The equally intuitive Kristin Hersh usually records solo – describing her previous acoustic album Wyatt at the Coyote Palace as “the sound of having no friends” – but she has opted to get social on Possible Dust Clouds which was recorded in scrappy style by collaring passing musicians and inviting them to “make some noise.” The results are duly grimy and grungey, from the fuzzy squall of Fox Point via the clattering momentum of Lethe to the punk waltz of Loudmouth. There’s a feral charge to proceedings, just don’t expect to make out any lyrics among the muffled guitar heroics, distorted vocals and lumbering, inexorable rhythm of No Shade In Shadow and its ilk.

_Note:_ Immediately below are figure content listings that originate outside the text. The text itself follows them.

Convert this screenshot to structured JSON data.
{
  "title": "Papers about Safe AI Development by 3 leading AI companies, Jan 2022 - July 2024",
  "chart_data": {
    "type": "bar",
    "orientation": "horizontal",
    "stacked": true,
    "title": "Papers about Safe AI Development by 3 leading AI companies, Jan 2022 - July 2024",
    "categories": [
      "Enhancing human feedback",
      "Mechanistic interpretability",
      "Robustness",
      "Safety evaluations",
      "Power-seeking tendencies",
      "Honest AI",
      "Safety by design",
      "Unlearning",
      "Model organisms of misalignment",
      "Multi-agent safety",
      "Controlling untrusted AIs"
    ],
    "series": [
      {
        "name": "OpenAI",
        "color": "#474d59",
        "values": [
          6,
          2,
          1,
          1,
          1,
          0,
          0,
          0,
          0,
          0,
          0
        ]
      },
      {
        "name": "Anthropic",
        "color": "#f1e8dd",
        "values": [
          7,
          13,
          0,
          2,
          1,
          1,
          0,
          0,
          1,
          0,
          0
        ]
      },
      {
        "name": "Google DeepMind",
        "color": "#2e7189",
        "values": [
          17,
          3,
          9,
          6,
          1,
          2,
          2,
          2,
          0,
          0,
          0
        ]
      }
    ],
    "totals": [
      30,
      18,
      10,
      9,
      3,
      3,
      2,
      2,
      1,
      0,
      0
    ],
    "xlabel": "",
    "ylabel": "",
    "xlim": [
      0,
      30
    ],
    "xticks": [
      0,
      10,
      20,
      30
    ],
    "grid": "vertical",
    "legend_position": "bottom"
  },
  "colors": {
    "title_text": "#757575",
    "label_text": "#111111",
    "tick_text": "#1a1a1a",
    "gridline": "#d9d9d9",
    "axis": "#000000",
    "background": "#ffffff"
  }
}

Glasgow’s Carla J Easton is both fan and purveyor of girl group pop, celebrating the unsung female musicians of Scotland from the McKinley Sisters to Strawberry Switchblade in the documentary Since Yesterday and its complementary Edinburgh International Festival concert, as well as fronting her own band Teen Canteen. But her second solo album is her boldest pop broadcast yet, spanning the girl group spectrum from the romantic rallying cry of Dreamers on the Run and the quivering ballad Vagabond to the pulsing electro pop of Lights in the Dark and the stomping, uplifting Milk & Honey. - Fiona Shepherd

CLASSICAL

Handel: Ode for St Cecilia’s Day (Linn) *****

Hide Ad

Music that celebrates music; we have John Dryden to thank for the 17th century poem that honours music’s patron saint Cecilia, but it was Handel who turned these words, and their exquisite allusions to the powers of the marshal trumpet, complaining flute, frantic violins and scared organ, into the musical marvel that is his Ode for Saint Cecilia. Here is a performance that draws every ounce of emotive symbolism and sublime inference from Handel’s poetically refined score. It features John Butt’s excitingly precise Dunedin Consort, whose instrumentalists are idiomatically stylish to the last, and whose core singers are augmented by the homogeneously matching Polish Radio Choir. Ian Bostridge (tenor) and Carolyn Sampson (soprano) bring illustrative colour to the arias. This is yet another Baroque tour de force from Butt, who has a simple knack of turning highly informed intelligence and curiosity into performances fired by spontaneous combustion.

Ken Walton

FOLK

George Duff: The Collier Laddie (Own Label) ****

George Duff has been a weel-kent yet never recorded Scottish folk voice for four decades or more, so this late-in-the day debut album is welcome. A fine guitarist, he’s joined in these 16 songs by a squad of seasoned players, including Kevin Macleod of the Occasionals on guitars, bouzouki and mandolins, Tannahill Weavers fiddler John Martin and Battlefield Band’s Mike Katz on whistles and small pipes. Duff sings with rugged clarity, his background as a mining engineer deeply informing his choices and bringing a knowing edge to numbers such as The Eight-Hour Day and Brian McNeill’s powerful Prince of Darkness. Other songs include the mellow title track, the sweetly poignant Banks of the Bann and Burns favourites Green Grow the Rashes and Rattlin’ Roarin’ Willie. On the contemporary side is the condemnatory heartbreak of Alistair Hulett’s He Fades Away and an upbeat closer with Michael Marra’s When These Shoes Were New.